SERT, IL-IR, and p38 MAPK-dependent behavioral effects of LPS. (a) C57BL/6 mice were injected with saline (n=8) or LPS (0.2, 1.0, and 5.0 mg/kg i.p., n=6 for each dose). Total activity was monitored during the indicated time. Total activity of mice tested 20 min before treatment served as the control condition. Total activity at 24, 48, and 72 h time points was measured for 20 min. ^*p<0.05; ^**p<0.01 vs saline control. (b) Time-response of LPS in TST. Saline or LPS (0.2 mg/kg i.p.) was injected to C57BL/6 mice and the TST was conducted at the indicated time points (n=6 for each condition). (c) C57BL/6 mice were injected with saline, LPS (0.2 mg/kg), SB203580 (50 μg/kg), or SB203580 (50 μg/kg) 10 min before LPS (0.2 mg/kg).
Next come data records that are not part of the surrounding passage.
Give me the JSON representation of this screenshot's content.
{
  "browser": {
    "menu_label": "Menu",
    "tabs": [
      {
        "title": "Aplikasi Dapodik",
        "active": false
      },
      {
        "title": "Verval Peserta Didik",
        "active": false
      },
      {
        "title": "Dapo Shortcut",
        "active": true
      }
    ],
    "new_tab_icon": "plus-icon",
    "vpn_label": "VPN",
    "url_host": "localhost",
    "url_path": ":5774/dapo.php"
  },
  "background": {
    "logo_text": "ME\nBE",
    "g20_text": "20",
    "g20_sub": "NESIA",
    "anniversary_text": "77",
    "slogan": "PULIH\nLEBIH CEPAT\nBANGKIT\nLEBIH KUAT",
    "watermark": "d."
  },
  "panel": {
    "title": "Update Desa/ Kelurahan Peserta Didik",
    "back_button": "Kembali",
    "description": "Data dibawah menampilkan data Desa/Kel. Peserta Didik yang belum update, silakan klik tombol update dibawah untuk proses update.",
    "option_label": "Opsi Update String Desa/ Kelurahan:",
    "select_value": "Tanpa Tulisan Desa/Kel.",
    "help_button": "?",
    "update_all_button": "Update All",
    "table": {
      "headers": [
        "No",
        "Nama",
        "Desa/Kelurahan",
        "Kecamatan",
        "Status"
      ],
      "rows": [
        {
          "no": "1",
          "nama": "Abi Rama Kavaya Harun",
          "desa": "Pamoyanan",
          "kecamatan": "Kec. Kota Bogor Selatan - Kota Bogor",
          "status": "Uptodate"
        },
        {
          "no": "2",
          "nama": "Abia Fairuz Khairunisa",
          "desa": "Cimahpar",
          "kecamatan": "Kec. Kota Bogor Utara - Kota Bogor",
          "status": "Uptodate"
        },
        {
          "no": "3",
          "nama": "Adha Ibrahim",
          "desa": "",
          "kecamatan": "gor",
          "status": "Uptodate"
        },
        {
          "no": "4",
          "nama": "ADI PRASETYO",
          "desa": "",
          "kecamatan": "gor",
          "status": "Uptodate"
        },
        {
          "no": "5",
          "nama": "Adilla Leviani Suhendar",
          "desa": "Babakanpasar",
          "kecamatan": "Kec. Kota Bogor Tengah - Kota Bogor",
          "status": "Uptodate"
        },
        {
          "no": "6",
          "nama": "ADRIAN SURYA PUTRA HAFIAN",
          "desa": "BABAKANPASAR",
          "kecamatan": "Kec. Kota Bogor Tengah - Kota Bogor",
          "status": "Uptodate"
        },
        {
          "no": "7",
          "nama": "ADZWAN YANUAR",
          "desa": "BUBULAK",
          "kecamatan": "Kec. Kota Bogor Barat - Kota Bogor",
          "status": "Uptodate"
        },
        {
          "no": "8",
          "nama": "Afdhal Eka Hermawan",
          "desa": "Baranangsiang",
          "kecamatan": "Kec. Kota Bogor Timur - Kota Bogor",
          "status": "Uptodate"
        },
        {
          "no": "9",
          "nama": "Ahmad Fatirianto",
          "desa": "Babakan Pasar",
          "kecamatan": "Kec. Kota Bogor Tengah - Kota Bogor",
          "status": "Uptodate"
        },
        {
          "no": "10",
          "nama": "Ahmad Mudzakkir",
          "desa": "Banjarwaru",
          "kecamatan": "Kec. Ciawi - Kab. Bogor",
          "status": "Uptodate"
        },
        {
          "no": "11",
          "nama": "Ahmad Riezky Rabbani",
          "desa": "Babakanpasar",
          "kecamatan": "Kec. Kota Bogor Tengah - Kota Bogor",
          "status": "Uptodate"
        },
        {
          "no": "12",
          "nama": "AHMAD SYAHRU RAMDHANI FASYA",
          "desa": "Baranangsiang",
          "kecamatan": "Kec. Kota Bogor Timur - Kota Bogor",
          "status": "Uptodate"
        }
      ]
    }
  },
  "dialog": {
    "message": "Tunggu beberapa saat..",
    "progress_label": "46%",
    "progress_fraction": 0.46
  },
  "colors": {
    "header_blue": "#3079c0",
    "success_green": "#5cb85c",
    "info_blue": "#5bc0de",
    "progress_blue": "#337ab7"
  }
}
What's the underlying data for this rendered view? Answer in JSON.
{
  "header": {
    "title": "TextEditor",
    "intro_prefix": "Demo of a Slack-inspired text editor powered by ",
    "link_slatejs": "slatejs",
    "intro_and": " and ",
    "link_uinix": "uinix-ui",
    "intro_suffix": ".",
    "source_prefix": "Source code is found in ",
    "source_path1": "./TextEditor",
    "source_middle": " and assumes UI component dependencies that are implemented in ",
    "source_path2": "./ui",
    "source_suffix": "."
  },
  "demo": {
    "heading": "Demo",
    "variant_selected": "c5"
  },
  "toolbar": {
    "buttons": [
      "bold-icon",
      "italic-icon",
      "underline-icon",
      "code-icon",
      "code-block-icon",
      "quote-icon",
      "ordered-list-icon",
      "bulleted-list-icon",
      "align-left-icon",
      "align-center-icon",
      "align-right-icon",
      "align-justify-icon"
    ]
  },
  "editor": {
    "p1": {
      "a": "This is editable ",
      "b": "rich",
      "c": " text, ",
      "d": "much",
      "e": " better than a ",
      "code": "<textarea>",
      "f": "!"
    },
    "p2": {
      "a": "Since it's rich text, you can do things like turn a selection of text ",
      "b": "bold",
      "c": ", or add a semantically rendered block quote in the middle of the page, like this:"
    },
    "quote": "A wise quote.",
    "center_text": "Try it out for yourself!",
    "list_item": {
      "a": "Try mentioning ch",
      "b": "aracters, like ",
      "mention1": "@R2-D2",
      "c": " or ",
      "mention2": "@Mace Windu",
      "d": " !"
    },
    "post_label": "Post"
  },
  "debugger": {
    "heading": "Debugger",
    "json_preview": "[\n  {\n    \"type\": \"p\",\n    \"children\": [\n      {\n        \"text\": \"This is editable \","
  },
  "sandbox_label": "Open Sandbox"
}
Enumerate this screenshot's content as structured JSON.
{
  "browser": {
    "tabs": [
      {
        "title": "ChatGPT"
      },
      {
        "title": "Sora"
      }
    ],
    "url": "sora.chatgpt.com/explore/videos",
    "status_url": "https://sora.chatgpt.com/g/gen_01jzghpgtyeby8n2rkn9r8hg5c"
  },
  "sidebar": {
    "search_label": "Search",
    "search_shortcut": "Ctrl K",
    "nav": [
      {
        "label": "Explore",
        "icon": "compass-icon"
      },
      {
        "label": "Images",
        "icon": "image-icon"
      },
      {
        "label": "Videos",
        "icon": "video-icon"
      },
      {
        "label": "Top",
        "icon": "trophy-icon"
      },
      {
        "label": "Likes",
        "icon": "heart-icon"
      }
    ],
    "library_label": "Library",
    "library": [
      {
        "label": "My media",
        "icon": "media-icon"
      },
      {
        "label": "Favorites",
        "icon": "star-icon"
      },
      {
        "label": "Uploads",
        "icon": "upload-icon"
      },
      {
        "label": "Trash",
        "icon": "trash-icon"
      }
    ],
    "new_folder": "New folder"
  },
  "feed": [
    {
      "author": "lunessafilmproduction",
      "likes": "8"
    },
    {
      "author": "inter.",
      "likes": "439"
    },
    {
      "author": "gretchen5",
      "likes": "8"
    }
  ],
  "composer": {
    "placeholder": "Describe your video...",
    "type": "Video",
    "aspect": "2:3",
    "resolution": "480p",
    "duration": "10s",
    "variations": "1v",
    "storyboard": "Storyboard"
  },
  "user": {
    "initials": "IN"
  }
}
TST was conducted 60 min after the last injection (n=6–10). (d) C57BL/6 wild-type or IL-1R intact or IL-1R knockout mice (all with C57BL/6 background) were administered saline or LPS (0.2 mg/kg i.p.). TST was conducted 60 min after the last injection (n=6 for each condition). (e) C57BL/6 wild-type or SERT knockout (KO) mice were administered saline or LPS (0.2 mg/kg i.p). TST was conducted 60 min after the last injection (n=6 for each condition). (f) C57BL/6 mice were injected with saline, LPS (0.2 mg/kg), SB203580 (50 μg/kg), or SB203580 (50 μg/kg) 10 min before LPS (0.2 mg/kg). FST was conducted 60 min after the last injection (n=6 for each condition).